Sono tutte cose che George Lucas ha già fatto, tanto per fare un nome. Ma Kerry Conran calca la mano; non solo non si
preoccupa di nascondere l'origine di quanto presenta sullo schermo, ma addirittura la enfatizza, mostrandola quasi con
orgoglio, esplorando fino in fondo le potenzialità che al cinema offrono i nuovi media. Ha addirittura rinunciato talvolta
ad abbassare la qualità delle immagini generate dal computer per adeguarle all'imperfezione della grana della pellicola; di
nuovo, senza curarsi della debordante artificialità dell'apparenza. Modificare un'immagine a computer o elaborarla con
algoritmi sono operazioni ugualmente possibili. Soprattutto ugualmente facili. Al punto che è possibile costruirvi sopra un
film vero e proprio.
E infatti Sky Captain and the World of Tomorrow tende verso l'estremo opposto, se parliamo di storia e racconto. Si
basa su un plot estremamente tradizionale, cui una tavola cromatica che oscilla fra nostalgia e sogno conferisce il sapore
della citazione. E allora via con lo sguardo al passato: omaggi a King Kong (in una sequeza subacquea s'intravede il relitto
della nave usata per il viaggio verso l'Isola del Teschio) e all'espressionismo tedesco, fino a richiami meno nostalgici a
Spielberg con Indiana Jones e Jurassic Park (nel parco che circonda il centro operativo di Totenkopf).

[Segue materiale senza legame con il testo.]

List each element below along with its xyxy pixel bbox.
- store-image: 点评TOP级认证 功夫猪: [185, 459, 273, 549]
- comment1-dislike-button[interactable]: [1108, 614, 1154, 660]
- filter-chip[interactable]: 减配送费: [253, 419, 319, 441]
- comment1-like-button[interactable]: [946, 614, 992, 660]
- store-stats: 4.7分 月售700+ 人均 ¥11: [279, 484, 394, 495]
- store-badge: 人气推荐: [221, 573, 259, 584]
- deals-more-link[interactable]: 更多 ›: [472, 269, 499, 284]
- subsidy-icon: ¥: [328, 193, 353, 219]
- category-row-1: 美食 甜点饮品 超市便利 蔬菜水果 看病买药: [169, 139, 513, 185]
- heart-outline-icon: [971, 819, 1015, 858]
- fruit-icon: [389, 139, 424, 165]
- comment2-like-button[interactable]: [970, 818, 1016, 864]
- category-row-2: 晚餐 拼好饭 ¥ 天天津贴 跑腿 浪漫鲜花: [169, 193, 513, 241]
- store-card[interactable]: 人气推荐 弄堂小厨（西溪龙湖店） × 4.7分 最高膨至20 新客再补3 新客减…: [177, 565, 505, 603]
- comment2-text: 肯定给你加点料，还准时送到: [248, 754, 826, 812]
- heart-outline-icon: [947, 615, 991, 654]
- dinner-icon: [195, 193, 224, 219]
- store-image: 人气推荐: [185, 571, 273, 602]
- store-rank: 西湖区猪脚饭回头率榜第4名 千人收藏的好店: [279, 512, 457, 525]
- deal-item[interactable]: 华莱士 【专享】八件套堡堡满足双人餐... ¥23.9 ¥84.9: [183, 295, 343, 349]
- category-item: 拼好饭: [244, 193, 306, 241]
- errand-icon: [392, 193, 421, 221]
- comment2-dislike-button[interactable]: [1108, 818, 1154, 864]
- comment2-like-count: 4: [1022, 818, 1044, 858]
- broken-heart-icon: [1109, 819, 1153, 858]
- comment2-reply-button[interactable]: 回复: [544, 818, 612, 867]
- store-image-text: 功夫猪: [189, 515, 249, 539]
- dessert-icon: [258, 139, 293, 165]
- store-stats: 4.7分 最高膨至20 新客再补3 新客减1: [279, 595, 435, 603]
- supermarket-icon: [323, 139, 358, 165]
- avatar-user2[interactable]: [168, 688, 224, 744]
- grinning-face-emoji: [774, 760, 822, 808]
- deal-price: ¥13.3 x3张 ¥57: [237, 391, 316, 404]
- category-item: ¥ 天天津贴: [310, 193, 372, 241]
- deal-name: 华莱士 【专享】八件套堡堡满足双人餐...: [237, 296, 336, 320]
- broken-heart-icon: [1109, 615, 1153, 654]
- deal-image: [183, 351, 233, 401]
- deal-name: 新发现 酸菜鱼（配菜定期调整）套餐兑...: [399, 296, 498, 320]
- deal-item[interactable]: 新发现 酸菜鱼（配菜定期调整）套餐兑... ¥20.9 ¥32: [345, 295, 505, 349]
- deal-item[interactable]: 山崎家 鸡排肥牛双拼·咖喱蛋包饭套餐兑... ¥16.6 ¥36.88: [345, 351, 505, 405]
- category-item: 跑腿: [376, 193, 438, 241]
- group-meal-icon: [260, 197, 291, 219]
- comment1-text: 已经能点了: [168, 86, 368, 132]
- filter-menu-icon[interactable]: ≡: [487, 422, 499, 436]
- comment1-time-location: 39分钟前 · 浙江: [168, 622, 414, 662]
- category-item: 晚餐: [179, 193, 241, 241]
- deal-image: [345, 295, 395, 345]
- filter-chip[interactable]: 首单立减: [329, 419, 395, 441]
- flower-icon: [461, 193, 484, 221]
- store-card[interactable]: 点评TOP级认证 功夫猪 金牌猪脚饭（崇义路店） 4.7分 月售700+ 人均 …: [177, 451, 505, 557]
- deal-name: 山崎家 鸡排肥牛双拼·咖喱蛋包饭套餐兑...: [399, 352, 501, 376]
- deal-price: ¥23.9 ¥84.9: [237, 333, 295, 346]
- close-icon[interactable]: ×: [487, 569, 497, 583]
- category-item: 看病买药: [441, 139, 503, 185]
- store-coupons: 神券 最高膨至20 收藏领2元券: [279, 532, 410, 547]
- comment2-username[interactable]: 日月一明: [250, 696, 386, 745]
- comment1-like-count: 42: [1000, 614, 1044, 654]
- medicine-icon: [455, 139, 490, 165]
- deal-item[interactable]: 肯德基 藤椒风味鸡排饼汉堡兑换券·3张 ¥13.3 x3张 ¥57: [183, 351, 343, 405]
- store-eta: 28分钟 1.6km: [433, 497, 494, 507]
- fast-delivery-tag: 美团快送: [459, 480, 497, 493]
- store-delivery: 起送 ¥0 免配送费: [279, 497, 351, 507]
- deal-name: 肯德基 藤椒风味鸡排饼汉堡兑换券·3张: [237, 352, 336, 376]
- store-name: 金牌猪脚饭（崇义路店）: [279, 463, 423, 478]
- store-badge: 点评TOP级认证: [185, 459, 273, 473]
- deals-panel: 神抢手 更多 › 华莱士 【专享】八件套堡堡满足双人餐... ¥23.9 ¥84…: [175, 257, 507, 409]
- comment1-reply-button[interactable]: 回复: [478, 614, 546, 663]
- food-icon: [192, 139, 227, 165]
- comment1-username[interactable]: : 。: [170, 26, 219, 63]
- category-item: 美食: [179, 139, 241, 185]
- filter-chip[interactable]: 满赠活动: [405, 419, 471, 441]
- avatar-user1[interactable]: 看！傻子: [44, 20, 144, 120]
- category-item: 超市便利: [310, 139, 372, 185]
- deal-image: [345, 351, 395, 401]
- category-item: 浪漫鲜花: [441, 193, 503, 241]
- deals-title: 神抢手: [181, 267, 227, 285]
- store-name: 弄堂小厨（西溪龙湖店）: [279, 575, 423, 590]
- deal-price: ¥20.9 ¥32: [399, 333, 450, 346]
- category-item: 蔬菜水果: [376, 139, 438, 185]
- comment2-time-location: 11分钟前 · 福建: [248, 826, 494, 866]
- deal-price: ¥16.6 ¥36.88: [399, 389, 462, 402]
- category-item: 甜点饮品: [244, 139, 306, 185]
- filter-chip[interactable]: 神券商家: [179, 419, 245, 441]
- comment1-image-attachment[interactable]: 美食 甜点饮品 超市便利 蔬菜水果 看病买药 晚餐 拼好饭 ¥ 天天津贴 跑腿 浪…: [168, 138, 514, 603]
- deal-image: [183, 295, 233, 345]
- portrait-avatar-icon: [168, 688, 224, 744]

Il cinema di Conran oscilla così fra un futuro ipertecnologico e un passato che con il digitale deve (o può?) essere
conciliato. Gli stessi interpreti sono superstar dall'appeal brillantissimo. Ed è davvero ottima l'alchimia fra i due
protagonisti (affiancati per un cameo da Angelina Jolie): Jude Law si muove disinvolto nel ruolo oltre-classico dell'aviatore
ora eroico ora spocchioso, mentre Gwyneth Paltrow, simile nell'aspetto alle lady dei noir ma morbida e a tratti languida
nell'intenzione, splende di bravura e dell'allure Grace Kelly. Ed entrambi ovviamente rubano la scena ai mirabolanti effetti
visivi.
Il futuro ci porta verso un'immagine svincolata dai limiti storici della visione? Kerry Conran se lo chiede, ma
senza serietà in eccesso. Dopotutto, il film resta un godibile divertissement, sempre sottile e intelligente, in cui sono
gli eventi stessi a connotarsi come incredibili e futuristici. Forse anche per uscire dal dilemma senza sacrificare l'amore
per lo spettacolo e la ricerca di verità che il cinema vuole documentare per vocazione. Pur sapendo, sempre, che fuori
dall'immagine filmica una realtà esiste eccome.